The euro was also weaker at $1.3805 and 141.41 yen, from $1.3811 and 141.75 yen in New York.
Investors were now looking to comments from BoJ Governor Haruhiko Kuroda at 3:30 pm local time (0630 GMT).
The central bank is also set to release its semi-annual report on economic growth and prices, which will be seen as a key measure of whether the BoJ still thinks it can reach a 2.0 percent inflation rate target by next year.
Kuroda has stuck to the ambitious timeline — and said he would expand the asset-buying plan if necessary — despite growing doubts among analysts.
The BoJ’s outlook report was widely expected to keep its core consumer price index forecast for fiscal 2015 at 1.9 percent growth and fiscal 2016 outlook likely to be set around 2.0 percent growth.
If the current inflation forecast for 2014 is revised up from the current 1.3 percent, that “would be a big surprise” which would reduce the likelihood of further easing and support the yen, said Yunosuke Ikeda, head of FX strategy at Nomura Securities.

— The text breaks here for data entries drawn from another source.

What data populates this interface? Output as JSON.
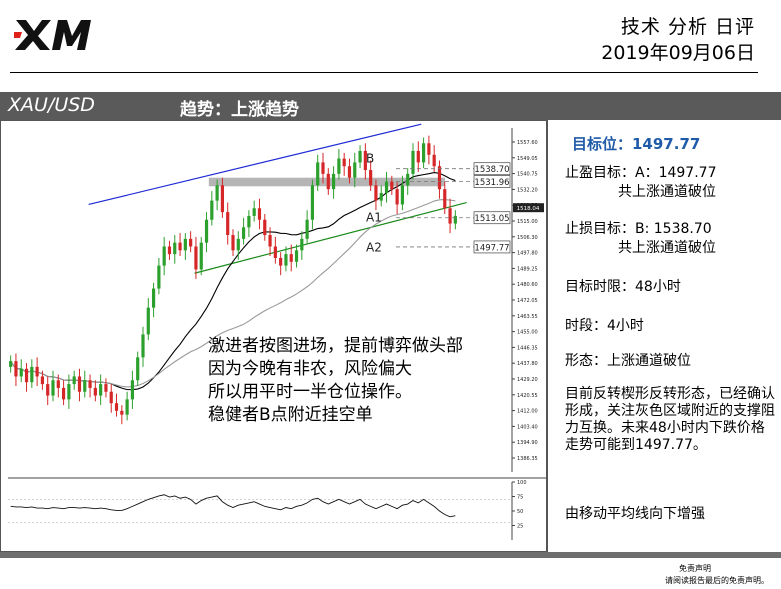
{
  "header": {
    "logo_text": "XM",
    "title": "技术 分析 日评",
    "date": "2019年09月06日"
  },
  "banner": {
    "symbol": "XAU/USD",
    "trend": "趋势：上涨趋势"
  },
  "chart_data": {
    "type": "candlestick",
    "ylim": [
      1380.0,
      1560.0
    ],
    "y_ticks": [
      "1557.60",
      "1549.05",
      "1540.75",
      "1532.20",
      "1523.55",
      "1515.00",
      "1506.30",
      "1497.80",
      "1489.25",
      "1480.60",
      "1472.05",
      "1463.55",
      "1455.00",
      "1446.35",
      "1437.80",
      "1429.20",
      "1420.55",
      "1412.00",
      "1403.40",
      "1394.90",
      "1386.35"
    ],
    "current_price_label": "1518.04",
    "rsi_ticks": [
      "100",
      "75",
      "50",
      "25"
    ],
    "price_labels": [
      {
        "text": "1538.70",
        "value": 1538.7
      },
      {
        "text": "1531.96",
        "value": 1531.96
      },
      {
        "text": "1513.05",
        "value": 1513.05
      },
      {
        "text": "1497.77",
        "value": 1497.77
      }
    ],
    "point_labels": [
      "B",
      "A1",
      "A2"
    ],
    "resistance_zone": [
      1529.5,
      1534.0
    ],
    "closes": [
      1438,
      1430,
      1434,
      1427,
      1435,
      1430,
      1426,
      1420,
      1428,
      1424,
      1418,
      1426,
      1430,
      1422,
      1428,
      1424,
      1420,
      1426,
      1422,
      1416,
      1412,
      1410,
      1418,
      1428,
      1440,
      1452,
      1466,
      1476,
      1488,
      1498,
      1494,
      1500,
      1496,
      1502,
      1498,
      1486,
      1500,
      1512,
      1522,
      1530,
      1516,
      1504,
      1496,
      1502,
      1508,
      1514,
      1518,
      1512,
      1504,
      1498,
      1492,
      1488,
      1494,
      1490,
      1496,
      1502,
      1512,
      1530,
      1542,
      1536,
      1528,
      1536,
      1544,
      1540,
      1534,
      1542,
      1548,
      1538,
      1530,
      1522,
      1526,
      1532,
      1528,
      1520,
      1530,
      1536,
      1548,
      1542,
      1552,
      1546,
      1540,
      1528,
      1518,
      1510,
      1514
    ],
    "channel_upper": [
      [
        0.16,
        1520.0
      ],
      [
        0.42,
        1546.0
      ],
      [
        0.82,
        1562.0
      ]
    ],
    "channel_lower": [
      [
        0.37,
        1484.0
      ],
      [
        0.6,
        1496.0
      ],
      [
        0.91,
        1521.0
      ]
    ],
    "rsi": [
      58,
      57,
      57,
      56,
      57,
      55,
      55,
      54,
      56,
      55,
      54,
      56,
      56,
      55,
      56,
      55,
      54,
      55,
      54,
      52,
      51,
      51,
      54,
      58,
      62,
      66,
      70,
      73,
      76,
      78,
      74,
      76,
      72,
      74,
      70,
      62,
      68,
      72,
      74,
      76,
      66,
      60,
      56,
      60,
      62,
      64,
      66,
      62,
      58,
      56,
      54,
      52,
      56,
      54,
      58,
      60,
      64,
      70,
      72,
      66,
      62,
      66,
      70,
      66,
      62,
      66,
      70,
      62,
      58,
      54,
      58,
      62,
      58,
      54,
      60,
      62,
      68,
      64,
      70,
      64,
      58,
      50,
      44,
      40,
      42
    ]
  },
  "chart_text": {
    "note_lines": [
      "激进者按图进场，提前博弈做头部",
      "因为今晚有非农，风险偏大",
      "所以用平时一半仓位操作。",
      "稳健者B点附近挂空单"
    ]
  },
  "sidebar": {
    "target": "目标位：1497.77",
    "tp_label": "止盈目标：A：1497.77",
    "tp_note": "共上涨通道破位",
    "sl_label": "止损目标：B: 1538.70",
    "sl_note": "共上涨通道破位",
    "horizon": "目标时限：48小时",
    "timeframe": "时段：4小时",
    "pattern": "形态：上涨通道破位",
    "analysis": "目前反转楔形反转形态，已经确认形成，关注灰色区域附近的支撑阻力互换。未来48小时内下跌价格走势可能到1497.77。",
    "ma_note": "由移动平均线向下增强"
  },
  "footer": {
    "disclaimer_title": "免责声明",
    "disclaimer_text": "请阅读报告最后的免责声明。"
  },
  "colors": {
    "bull": "#2ca02c",
    "bear": "#d62728",
    "channel_upper": "#1f2bd4",
    "channel_lower": "#1a8a1a",
    "banner": "#5a5a5a",
    "accent_blue": "#1f5ba8"
  }
}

But a downgrade to the economic growth forecast could spark speculation of further easing, analysts said.
“The BoJ outlook report will likely show its inflation target of 2.0 percent can be reached, but real GDP growth is weaker than the BoJ’s outlook,” said Kengo Suzuki, chief forex strategist at Mizuho Securities.

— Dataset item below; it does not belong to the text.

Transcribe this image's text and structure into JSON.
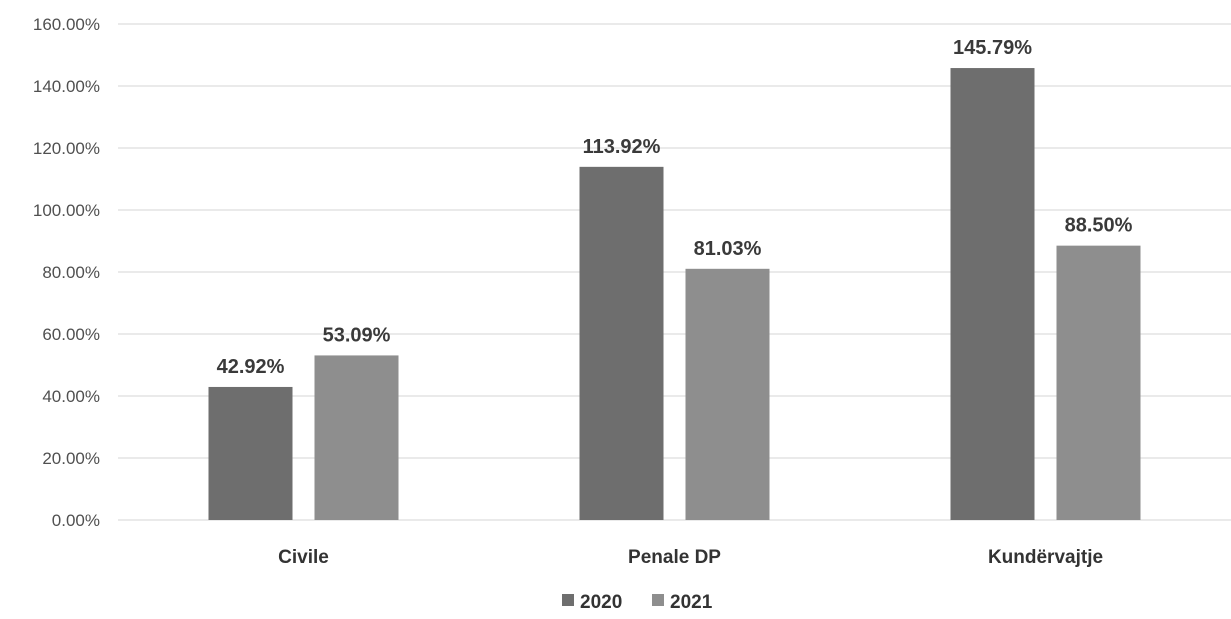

Overnight, the dollar rose against the euro after prices in Germany declined month-over-month, renewing concerns about low inflation in the eurozone.
Traders were also looking ahead to the conclusion later Wednesday of the Federal Reserve’s two-day policy meeting and an initial estimate of US gross domestic product (GDP) growth in the first three months of the year.
The policy-setting Federal Open Market Committee was expected to announce the central bank will cut $10 billion from its monthly bond-purchase stimulus, bringing it to $45 billion.
The FOMC was virtually certain to keep its key interest rate near zero, where it has been for more than five years.